Over recent years there has been a raft of different 'peak' theories propounded - usually by environmental groups - all of which predict the end of the world as we know it for agriculture, because global supplies of a specific critical input are about to run out. Included in the list has been peak land, peak water, peak phosphorus, peak potassium, and peak oil. It often seems the predicted 'peaks' are projected on questionable statistics, and ignore some soem basic economics.
A number of these projected peaks have stubbornly refused to materialize - especially peak oil, and peak land. In fact, despite all projections, each time grain prices look like experiencing a sustained increase, more land is sown to crops and down go grain prices once again.
On of the crop inputs often said to be at peak level of utilisation is potash - the raw precursor of potassium which is an essential element for plant growth. In fact major mining companies such as BHP Biliton have announced major investments aimed at taking advantage of diminishing supplies and the potential for high prices. However, a recent report by Agribusiness bank Rabobank seems to be suggesting that peak potash might go the way of other peak theories, trashed by the cold, hard and ruthless rules of economics. High potash prices have led investors to activate plans to open up new mines, and given the 'lumpy' nature of mining investments, this creates the very real potential of an over-supplied market, and crashing potash prices.

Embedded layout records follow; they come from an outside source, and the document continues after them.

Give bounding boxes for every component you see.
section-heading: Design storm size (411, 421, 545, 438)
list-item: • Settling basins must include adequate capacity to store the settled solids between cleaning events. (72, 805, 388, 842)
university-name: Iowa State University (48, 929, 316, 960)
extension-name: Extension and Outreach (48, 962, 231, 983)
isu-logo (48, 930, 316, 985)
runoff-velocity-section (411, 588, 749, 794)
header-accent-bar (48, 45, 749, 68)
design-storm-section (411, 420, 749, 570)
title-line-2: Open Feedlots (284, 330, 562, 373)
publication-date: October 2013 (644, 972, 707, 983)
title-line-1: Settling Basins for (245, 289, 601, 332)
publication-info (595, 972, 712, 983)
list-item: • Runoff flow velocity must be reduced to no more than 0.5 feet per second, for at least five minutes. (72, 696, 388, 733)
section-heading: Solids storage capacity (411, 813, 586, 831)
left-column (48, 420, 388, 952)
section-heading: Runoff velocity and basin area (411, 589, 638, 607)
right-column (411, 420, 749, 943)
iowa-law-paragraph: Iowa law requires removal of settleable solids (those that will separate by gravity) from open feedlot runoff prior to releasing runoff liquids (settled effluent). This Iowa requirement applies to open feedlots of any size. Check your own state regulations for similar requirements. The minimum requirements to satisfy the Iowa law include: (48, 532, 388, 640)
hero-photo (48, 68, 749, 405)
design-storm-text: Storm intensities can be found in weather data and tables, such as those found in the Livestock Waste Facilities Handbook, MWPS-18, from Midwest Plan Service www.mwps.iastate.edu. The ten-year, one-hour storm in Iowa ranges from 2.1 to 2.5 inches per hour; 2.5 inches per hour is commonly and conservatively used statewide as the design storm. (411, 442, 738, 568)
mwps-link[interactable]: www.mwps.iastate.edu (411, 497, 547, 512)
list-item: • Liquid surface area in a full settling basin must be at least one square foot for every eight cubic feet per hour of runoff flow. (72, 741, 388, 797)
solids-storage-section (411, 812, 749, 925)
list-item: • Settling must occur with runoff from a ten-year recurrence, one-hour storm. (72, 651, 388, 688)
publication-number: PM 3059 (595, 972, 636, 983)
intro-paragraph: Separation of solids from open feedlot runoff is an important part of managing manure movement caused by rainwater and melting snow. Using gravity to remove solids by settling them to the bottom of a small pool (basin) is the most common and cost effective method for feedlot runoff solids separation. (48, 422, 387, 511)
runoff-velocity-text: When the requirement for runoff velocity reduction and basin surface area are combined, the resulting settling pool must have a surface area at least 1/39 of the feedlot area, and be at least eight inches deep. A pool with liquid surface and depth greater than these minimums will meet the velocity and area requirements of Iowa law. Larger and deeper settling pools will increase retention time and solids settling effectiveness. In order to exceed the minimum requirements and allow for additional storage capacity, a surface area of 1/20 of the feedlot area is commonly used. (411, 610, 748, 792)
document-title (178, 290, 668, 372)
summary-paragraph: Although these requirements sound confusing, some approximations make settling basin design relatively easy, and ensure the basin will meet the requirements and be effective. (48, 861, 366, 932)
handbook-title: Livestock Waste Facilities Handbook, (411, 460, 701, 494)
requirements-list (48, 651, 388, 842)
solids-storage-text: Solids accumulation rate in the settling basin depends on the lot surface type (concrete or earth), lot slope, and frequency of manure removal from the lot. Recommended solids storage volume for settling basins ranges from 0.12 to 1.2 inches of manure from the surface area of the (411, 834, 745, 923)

Exactly the same thing happened to the peak phosphorus theory. Just when predictions of the world running out of phosphorus (and here) were gaining a lot of media attention, major mining companies activated investment plans and as a result phosphorus reserves were reappraised, supplies grew quickly, and phosphate prices again dropped. This was exactly as predicted by a number of knowledgeable analysts (see here, and here).
The 'peak' concept is very easy to sell to the media, and stories of impending doom are certainly very popular. The reality, however, is more often the old adage that "the best fix for high commodity prices is high commodity prices."